ADHD can be a challenge; however it’s important for both parties to accept that it exists, without either using it as an excuse for damaging behavior or unfairly blaming problems on ADHD alone –
“While the ADHD partner’s symptoms may trigger an issue, the symptoms alone aren’t to blame for the relationship problem”(Helpguide.org)
Dating other people with ADHD
One problem which faces many people who have ADHD is feeling that there’s a lack of understanding from those around them at how frustrating and sometimes limiting the condition can be.
Dating someone else who also has ADHD can seem like a fantastic solution to this issue. Being around someone who has also been in the same position and knows firsthand the challenges that ADHD can bring can be a relief.
However, two people with ADHD aren’t always a match made in heaven. There can be major incompatibilities if different people suffer from different types. There can also be extra stress if both parties are prone to issues such as impulsivity or a lack of organization.
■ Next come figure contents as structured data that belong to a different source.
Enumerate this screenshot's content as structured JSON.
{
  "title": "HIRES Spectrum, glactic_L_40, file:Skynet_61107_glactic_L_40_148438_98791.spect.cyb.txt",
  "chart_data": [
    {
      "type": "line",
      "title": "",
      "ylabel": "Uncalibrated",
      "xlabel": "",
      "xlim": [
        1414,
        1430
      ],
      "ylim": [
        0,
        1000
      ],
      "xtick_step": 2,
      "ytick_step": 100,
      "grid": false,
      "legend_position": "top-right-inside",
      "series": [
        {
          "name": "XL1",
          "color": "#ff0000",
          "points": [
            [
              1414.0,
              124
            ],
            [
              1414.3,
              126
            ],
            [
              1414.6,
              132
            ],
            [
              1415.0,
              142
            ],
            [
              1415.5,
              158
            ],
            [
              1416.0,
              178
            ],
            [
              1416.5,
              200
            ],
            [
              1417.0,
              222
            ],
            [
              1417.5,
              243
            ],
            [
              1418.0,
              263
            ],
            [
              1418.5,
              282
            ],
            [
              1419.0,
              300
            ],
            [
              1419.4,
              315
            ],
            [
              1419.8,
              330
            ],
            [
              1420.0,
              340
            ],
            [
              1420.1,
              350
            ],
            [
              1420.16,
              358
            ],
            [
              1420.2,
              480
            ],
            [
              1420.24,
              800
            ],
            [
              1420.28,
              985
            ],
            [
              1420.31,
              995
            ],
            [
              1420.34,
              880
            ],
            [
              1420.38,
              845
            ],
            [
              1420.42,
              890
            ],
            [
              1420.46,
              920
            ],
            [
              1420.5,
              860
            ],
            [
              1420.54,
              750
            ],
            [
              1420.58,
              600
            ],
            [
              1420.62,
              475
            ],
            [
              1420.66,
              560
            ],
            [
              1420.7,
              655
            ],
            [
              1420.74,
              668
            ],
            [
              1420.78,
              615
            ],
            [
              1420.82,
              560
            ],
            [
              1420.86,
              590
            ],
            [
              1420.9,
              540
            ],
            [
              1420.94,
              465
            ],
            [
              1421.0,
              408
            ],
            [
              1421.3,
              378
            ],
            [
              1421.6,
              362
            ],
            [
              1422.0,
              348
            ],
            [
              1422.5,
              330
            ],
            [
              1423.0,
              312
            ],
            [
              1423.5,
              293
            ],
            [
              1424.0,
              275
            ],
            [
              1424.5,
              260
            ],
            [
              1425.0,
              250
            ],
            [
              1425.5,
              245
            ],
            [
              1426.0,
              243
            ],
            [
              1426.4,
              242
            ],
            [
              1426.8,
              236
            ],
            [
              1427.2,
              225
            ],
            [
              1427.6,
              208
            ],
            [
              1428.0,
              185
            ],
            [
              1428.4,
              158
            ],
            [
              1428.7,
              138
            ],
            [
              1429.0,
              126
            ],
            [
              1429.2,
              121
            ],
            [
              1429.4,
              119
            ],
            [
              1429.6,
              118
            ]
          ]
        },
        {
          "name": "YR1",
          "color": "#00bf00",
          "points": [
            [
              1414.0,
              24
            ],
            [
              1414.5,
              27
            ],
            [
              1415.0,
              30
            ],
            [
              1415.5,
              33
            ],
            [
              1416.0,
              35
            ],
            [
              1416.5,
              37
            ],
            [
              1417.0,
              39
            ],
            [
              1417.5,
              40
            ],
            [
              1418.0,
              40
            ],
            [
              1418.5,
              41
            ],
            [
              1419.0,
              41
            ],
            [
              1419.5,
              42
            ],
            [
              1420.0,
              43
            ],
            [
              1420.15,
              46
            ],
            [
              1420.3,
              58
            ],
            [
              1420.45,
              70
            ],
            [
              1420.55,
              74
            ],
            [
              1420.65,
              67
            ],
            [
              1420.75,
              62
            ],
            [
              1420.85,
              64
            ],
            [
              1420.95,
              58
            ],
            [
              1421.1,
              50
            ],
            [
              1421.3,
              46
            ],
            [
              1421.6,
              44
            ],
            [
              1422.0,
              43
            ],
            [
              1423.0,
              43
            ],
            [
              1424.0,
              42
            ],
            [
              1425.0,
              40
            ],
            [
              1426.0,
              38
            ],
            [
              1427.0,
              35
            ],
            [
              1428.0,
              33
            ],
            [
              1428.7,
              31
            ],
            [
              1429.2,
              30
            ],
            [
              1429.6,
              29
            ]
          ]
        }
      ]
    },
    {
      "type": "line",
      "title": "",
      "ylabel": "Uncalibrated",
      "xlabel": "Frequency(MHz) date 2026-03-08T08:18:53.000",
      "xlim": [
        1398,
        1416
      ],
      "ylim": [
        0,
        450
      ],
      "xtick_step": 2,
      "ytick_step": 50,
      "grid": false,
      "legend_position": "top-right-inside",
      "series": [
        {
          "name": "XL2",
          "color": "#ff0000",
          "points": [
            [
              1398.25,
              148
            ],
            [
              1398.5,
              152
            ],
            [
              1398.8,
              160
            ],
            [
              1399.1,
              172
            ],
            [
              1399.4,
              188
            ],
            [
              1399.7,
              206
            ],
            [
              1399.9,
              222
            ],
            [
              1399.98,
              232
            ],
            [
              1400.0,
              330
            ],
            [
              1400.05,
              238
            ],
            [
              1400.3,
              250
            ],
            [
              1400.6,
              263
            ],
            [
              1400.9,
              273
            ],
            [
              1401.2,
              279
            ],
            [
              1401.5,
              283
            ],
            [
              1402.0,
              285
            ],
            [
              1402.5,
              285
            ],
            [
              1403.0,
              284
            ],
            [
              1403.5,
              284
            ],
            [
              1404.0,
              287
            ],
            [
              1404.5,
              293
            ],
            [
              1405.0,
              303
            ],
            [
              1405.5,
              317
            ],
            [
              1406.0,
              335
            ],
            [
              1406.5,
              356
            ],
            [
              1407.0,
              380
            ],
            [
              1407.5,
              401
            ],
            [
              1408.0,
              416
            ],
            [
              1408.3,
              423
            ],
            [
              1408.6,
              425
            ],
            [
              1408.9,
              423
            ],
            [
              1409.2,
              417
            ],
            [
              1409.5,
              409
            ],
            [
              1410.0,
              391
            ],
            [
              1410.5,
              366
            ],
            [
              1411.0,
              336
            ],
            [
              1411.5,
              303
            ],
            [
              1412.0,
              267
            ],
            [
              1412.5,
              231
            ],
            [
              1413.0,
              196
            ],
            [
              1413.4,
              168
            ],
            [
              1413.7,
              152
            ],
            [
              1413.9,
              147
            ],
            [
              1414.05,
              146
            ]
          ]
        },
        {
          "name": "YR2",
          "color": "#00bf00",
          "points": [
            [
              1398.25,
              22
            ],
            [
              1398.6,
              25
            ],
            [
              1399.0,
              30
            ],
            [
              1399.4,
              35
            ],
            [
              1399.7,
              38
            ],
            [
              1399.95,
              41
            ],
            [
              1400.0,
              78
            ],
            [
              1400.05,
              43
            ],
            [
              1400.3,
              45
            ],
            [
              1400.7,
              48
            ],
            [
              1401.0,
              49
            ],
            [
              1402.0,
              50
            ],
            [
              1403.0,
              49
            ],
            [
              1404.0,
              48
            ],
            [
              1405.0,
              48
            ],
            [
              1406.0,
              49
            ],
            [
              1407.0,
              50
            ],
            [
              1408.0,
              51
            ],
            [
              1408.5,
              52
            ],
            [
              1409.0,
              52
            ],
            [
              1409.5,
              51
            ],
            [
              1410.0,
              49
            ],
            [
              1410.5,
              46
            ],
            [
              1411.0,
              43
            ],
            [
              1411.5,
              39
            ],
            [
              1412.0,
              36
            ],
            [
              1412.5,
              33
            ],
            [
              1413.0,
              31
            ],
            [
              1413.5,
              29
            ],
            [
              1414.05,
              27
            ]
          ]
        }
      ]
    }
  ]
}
As with many other areas of dating, much of the success of the relationship will come down to general compatibility and the willingness to listen and take mutual responsibility for the relationship and any negative behaviors associated with the condition.
For some people, dating another person with ADHD can be an incredible learning experience. For others, it can magnify existing issues as both parties struggle with their individual symptoms.
ADHD and Dating Positivity
While many websites and books offer sound and solid advice about ADHD and relationships, many of them are dedicated to fixing problems or to discussing if people with ADHD can have healthy relationships.
It’s true that many people with ADHD do suffer from intense challenges and can feel isolated and anxious when it comes to relationships.
However, it’s important to recognize that having ADHD doesn’t mean that it’s impossible to have a great dating experience and for that to move into a satisfying relationship.
Keeping a positive mindset with focus on the benefits as well as the challenges can be really useful. This means taking responsibility for the condition, being willing to be open about challenges, and working on issues of self-esteem.